Analysis: Bernie Sanders' Support Among Black Democrats May Have Actually Weakened Since 2016
The Intercept can't quite be called state media the way Fox News and Breitbart are, but only because Bernie Sanders isn't president. Ryan Grim pointed to a poll released by Morning Consult that shows Bernie Sanders has 28% support among African American Democratic primary voters, second only to Joe Biden's 32%. Grim lit Kamala Harris and claimed the poll also shows Harris receiving only 14% among black primary voters.
Immediately, I observed a few things. First, the 28% support from black Democratic primary voters for Sanders is suspiciously similar to the roughly one-quarter of African American primary votes he got in 2016. That he is stuck there speaks to the fact that support for him among black Democrats hasn't grown, which should concern Sanders, especially given Bernie's supposed strength among younger voters. It stands to reason that many young people who couldn't vote for him 2016 would be of age to do so in 2020, and yet his support is stuck.
Second, the same poll found that in the Republican primary, only 58% of Republicans strongly support Trump's renomination (and 77% support his renomination at all), which, given Trump's cult-leader status and 90%+ approval rating within the GOP, is suspect. If this discrepancy is any indication, the Morning Consult results are skewed to the Left by at least 10 points, and that would spell major trouble for Sanders.
Third, although the crosstabs for the poll does not show the breakdown on portion of the sample that was African American, Grim, in his piece, draws attention that the African American numbers are based on a sample of 2,587 black voters. The MC crosstabs do tell us the entire Democratic primary sample for this poll was 12,560 people. Carrying over the one and so forth, that would make the sample 20% African American. In 2016, about 27% of Democratic primary voters were black, and the number is more likely to rise than shrink in 2020.
Combine this under-representation with the likely 10-point Left skew of the entire poll, and things really start to look bleak for St. Bernard.
Fourth, the poll's crosstabs don't actually show the race breakdown for anyone other than Biden and Sanders, so I asked how Grim, err, intercepted this data about Harris' support. Grim replied that Morning Consult gave him numbers that Morning Consult didn't publish, which of course raises more questions: first, where are the numbers for everyone else, what other unpublished information has he got, and why isn't he publishing all of it? And second, what does the fact that Morning Consult won't themselves publish the numbers mean? Is it possible it means those numbers aren't as reliable as the figures they did publish? That's likely the case.
Lastly, what happened to all the other people of color? Another detailed Morning Consult poll actually shows that Bernie Sanders' base - the part of the Left that wants to fight rather than compromise on solutions - is down to just 15% of Democratic voters.
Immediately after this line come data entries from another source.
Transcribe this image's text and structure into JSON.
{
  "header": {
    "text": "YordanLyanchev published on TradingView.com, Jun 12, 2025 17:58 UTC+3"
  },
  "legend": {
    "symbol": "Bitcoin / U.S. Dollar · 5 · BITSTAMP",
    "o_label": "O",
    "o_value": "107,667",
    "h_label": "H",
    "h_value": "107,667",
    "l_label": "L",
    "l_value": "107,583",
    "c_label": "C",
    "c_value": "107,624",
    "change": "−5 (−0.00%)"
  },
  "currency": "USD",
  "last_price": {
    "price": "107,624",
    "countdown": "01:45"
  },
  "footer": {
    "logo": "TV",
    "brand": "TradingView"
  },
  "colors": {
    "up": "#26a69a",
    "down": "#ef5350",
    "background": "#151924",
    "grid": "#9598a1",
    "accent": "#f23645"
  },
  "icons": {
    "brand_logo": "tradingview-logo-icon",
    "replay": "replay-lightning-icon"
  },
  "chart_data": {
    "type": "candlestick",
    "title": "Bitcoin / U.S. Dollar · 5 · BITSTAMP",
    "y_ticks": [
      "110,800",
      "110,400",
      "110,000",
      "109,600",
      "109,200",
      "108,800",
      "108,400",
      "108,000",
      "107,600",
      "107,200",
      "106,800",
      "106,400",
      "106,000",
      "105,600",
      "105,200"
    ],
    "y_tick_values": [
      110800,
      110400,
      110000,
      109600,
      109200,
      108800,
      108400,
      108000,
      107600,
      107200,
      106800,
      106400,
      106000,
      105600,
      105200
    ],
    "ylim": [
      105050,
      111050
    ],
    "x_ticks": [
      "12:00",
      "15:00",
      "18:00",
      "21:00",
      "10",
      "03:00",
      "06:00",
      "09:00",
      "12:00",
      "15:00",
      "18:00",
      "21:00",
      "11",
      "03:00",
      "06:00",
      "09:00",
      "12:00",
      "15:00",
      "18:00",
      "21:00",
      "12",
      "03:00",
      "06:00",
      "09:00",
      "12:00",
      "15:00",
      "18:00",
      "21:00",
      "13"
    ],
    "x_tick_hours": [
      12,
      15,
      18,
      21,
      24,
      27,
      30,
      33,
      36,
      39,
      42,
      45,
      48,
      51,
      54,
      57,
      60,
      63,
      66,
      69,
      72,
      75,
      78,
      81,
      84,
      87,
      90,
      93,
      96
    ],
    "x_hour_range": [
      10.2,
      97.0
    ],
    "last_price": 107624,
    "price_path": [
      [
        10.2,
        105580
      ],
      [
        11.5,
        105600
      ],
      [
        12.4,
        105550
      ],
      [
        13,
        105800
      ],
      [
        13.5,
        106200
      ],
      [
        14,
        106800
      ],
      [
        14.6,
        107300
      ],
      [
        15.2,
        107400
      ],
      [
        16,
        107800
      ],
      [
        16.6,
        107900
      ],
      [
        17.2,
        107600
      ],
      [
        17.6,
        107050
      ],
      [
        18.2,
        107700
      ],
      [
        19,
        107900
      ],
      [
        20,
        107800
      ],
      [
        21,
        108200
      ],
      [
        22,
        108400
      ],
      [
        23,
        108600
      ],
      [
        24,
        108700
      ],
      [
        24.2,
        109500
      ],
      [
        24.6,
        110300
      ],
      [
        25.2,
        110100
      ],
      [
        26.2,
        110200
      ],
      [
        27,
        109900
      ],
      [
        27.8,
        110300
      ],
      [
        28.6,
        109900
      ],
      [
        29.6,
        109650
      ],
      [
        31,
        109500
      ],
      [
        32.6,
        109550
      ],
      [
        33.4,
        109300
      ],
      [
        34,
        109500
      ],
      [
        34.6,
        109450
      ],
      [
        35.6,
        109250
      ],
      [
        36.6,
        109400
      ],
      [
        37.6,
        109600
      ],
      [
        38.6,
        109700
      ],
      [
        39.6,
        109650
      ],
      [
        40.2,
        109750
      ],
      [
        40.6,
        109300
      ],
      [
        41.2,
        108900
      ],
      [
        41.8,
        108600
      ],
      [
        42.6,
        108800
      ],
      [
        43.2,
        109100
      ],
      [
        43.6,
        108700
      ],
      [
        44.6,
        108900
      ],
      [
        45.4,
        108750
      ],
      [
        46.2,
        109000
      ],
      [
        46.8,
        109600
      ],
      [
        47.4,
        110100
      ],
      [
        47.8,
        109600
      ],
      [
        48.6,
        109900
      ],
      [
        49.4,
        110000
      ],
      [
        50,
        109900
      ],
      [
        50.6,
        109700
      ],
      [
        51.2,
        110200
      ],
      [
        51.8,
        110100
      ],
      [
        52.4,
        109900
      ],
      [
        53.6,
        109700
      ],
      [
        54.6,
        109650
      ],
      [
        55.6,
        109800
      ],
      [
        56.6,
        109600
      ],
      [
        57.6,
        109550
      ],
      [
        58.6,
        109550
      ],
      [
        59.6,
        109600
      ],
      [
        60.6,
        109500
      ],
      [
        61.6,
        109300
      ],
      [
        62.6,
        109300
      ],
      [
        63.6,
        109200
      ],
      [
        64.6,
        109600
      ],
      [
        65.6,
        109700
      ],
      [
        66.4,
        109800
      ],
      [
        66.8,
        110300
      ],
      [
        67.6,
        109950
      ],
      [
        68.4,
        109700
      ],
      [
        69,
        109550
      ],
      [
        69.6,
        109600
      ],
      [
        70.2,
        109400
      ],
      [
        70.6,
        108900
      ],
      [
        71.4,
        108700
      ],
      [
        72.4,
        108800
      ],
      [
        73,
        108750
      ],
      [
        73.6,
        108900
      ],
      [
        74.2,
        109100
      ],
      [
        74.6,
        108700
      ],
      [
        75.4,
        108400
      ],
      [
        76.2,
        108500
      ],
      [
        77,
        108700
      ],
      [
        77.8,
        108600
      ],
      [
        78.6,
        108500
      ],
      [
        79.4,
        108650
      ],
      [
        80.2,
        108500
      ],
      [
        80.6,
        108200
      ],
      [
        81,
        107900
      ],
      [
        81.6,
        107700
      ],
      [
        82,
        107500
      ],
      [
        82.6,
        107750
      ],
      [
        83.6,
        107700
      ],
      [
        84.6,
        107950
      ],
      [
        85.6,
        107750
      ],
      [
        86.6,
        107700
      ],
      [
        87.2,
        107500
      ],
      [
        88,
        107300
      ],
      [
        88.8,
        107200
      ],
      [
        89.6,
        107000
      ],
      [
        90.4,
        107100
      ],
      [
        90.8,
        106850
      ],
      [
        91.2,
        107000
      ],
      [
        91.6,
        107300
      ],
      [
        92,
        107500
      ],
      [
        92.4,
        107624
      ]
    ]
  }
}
The problem with Bernie-state media is that they are desperate, grasping for straws, to back their preconceived notion that Bernie Sanders' overwhelmingly white following is a result not of his record, his history and his attitude, but of black people's ignorance of what a Savior Bernie Sanders is. Seriously, like, he got a $25 desk ticket for protesting housing discrimination over 50 years ago, and he chained himself to two black women! Two! BLACK! Women! What more do these people want?
The problem that Bernie Sanders has with people of color, is of course, not his outreach. It is his decades long erasure of people of color in this country, from him being part of white flight to the Caucasian paradise of Vermont in the 1960s to his unremarkable 30-year unremarkable career in the US Congress with no legislative accomplishments on race that even Sanders can remember.
In fact, when asked about it, Sanders headed straight back for his standard shtick of conflating economic issues with race, baring his belief that race essentially does not exist apart from the economic condition in America.
Bernie Sanders is asked to point to specific legislation he has passed that helps people— Ryan Saavedra (@RealSaavedra) March 4, 2019
He couldn’t come up with any examples pic.twitter.com/GO0mtoLSCS
At that same Breakfast Club interview, Bernie Sanders continued to be confused by the question of reparations, while hyping the people of color newly on his campaign payroll. I guess he has some black friends. Well, at least he has some non-white employees. Which means he totally doesn't have a problem with race the way that Donald Trump is not a misogynist since he employs Kellyanne Conway.
The black-friend defense - and the non-white friend defense more broadly - is embarrassingly common with Bernie Sanders. In order to cover up the fact that he has done nothing specifically on the issues of race, he continues to point to his 1988 endorsement of Jesse Jackson for president, and he continues to put forward Nina Turner - a supporter of Putin-megafan Jill Stein, and Congressman Ro Khanna, who is busy trying to hide the fact that he wants to be Vice President.
But it makes sense why Bernie would do it. First, he actually hasn't done anything on race issues in at least 50 years. Second, he actually believes that economic issues are not simply the most important cause but the only truly important cause.
And finally, he truly and absolutely believes that racism is a personal problem that can be solved by hiring people of color for one campaign rather than a deep, systemic, institutional scar that requires targeted and long term policy solutions.